Glaser: How do you think about withdrawal rates in an environment like this? Should you be adjusting how much you're planning to take out of your portfolio?
Benz: Probably so. In fact, I would say some of the most valuable research in the realm of retirement planning over the past five or seven years has come in the realm of retirement portfolio withdrawal rates. One theme that emerges from a lot of this research is that investors should stay a little bit flexible if they possibly can when it comes to their withdrawal rates. So, specifically, though they may be able to take a little more in high markets, they should plan to be willing to ratchet back when the market falls. So, that's I think something that retirees ought to keep their eye on. If they need to reduce their withdrawal rates, can they do it? Can they be ready if their portfolio incurs a big drop?
Glaser: Withdrawal rates are something investors can control; market returns are not. What other things do you really have in your control in an environment like this?

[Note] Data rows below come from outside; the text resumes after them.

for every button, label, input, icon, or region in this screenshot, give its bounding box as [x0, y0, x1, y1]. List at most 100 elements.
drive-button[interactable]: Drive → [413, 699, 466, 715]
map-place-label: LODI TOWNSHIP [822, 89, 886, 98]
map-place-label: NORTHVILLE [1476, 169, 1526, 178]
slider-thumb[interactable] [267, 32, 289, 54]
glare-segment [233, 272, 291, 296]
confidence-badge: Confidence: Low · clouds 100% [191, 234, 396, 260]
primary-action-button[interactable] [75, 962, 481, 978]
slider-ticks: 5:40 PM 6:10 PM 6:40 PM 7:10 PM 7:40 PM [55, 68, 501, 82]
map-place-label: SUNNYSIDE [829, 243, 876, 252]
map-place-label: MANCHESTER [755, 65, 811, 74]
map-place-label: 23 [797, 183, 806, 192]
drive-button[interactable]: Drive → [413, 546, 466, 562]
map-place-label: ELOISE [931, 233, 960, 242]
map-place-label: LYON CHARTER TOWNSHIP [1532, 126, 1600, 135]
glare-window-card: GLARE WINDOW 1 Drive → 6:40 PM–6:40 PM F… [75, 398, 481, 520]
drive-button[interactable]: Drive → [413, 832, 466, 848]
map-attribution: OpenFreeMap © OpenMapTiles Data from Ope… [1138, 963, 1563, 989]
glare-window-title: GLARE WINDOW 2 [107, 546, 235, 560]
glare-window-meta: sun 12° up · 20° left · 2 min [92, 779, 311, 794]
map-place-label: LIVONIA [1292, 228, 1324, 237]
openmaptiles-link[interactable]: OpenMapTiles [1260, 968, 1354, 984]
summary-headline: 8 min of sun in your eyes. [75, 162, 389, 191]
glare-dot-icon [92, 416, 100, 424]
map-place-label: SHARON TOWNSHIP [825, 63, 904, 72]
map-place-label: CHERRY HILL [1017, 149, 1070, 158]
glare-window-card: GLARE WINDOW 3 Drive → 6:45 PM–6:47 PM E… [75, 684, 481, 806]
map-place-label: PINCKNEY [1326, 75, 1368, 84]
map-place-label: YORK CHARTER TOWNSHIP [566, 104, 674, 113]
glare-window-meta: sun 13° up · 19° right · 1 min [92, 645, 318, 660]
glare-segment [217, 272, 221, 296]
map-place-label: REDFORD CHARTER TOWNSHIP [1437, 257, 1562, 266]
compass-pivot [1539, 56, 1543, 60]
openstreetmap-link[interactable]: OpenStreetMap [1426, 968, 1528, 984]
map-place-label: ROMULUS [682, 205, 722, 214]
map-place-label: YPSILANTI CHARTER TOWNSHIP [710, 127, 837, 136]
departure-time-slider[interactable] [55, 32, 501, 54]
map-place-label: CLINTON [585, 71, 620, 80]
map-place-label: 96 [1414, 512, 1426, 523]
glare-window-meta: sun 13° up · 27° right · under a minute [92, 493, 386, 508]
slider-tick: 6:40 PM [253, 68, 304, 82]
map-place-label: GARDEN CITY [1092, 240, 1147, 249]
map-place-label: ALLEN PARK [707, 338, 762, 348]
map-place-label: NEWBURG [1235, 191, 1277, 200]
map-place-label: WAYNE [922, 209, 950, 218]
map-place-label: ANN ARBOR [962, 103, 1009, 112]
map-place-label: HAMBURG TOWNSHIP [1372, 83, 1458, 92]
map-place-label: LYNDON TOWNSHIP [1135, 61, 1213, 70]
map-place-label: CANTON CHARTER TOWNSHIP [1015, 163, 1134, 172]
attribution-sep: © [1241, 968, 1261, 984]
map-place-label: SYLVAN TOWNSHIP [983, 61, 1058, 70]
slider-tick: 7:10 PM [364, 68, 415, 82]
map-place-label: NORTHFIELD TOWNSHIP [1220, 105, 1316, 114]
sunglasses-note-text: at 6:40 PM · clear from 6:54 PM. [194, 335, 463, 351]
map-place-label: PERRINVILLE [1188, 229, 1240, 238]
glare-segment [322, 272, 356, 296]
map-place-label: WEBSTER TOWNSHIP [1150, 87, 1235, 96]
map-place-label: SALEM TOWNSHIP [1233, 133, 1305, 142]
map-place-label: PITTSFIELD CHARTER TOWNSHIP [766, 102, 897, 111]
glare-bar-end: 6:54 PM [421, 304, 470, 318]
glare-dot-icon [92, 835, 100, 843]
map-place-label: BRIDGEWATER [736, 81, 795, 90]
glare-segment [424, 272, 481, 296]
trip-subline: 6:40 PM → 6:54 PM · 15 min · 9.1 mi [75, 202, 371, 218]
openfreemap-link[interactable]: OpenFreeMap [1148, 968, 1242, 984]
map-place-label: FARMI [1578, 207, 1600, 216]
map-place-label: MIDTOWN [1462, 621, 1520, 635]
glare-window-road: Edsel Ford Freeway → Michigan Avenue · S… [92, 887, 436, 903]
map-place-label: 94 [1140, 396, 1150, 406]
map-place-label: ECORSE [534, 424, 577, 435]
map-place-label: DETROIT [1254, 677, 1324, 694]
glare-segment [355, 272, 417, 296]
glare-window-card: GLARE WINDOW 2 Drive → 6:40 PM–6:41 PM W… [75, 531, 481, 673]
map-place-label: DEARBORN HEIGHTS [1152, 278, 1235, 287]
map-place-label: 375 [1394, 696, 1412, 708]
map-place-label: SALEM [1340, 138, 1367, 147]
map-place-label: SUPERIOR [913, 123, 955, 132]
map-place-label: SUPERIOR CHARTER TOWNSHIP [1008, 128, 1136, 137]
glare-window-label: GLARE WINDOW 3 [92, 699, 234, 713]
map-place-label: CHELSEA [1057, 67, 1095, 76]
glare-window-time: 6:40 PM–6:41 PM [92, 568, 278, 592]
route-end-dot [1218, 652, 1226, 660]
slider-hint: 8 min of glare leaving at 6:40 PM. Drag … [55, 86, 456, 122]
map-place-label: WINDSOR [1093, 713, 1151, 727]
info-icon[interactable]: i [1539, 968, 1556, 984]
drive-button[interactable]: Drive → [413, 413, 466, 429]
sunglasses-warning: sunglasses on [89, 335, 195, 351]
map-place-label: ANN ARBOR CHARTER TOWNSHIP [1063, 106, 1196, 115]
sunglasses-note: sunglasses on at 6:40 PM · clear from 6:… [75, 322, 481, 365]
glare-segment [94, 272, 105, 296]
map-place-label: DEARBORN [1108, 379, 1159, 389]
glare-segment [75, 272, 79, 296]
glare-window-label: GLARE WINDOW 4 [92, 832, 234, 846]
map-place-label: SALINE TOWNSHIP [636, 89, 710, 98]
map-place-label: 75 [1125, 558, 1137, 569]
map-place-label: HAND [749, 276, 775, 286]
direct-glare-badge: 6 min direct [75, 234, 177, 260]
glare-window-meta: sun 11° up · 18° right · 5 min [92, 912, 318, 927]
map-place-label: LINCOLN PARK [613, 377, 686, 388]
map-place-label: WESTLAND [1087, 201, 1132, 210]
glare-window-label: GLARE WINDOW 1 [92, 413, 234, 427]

Benz: In a lofty market environment, I think, it very much benefits you to focus on those factors you can control. Even though they seem to be small, they can actually have a meaningful difference, have a meaningful impact in an era of low returns. So, specifically, everybody hears us evangelize about the importance of costs, but I really do think it makes sense to keep an eye on the costs associated with your investment plans or whether they are direct fund and ETF costs, or your own trading costs, how much you're paying an advisor. Certainly, paying an advisor to help you stay on track can be money well spent, but investors I think should right-size the amount of advice they are getting based on what they need. So, for many investors who are on Morningstar.com, maybe what they need is a once-a-year check-in with an hourly advisor as opposed to that all-in advisor who they pay throughout the year. So that's something to consider. Tax efficiency is another area to keep an eye on as you move throughout your investment lifecycle but especially in retirement, making sure that your withdrawal sequencing is as tax efficient just as it can be, making sure that if you have taxable assets that you are managing them with an eye toward reducing the drag of taxes on them.
Glaser: Christine, thanks for these thoughts on the market environment today.
Benz: Thank you, Jeremy.
Glaser: For Morningstar, I'm Jeremy Glaser. Thanks for watching.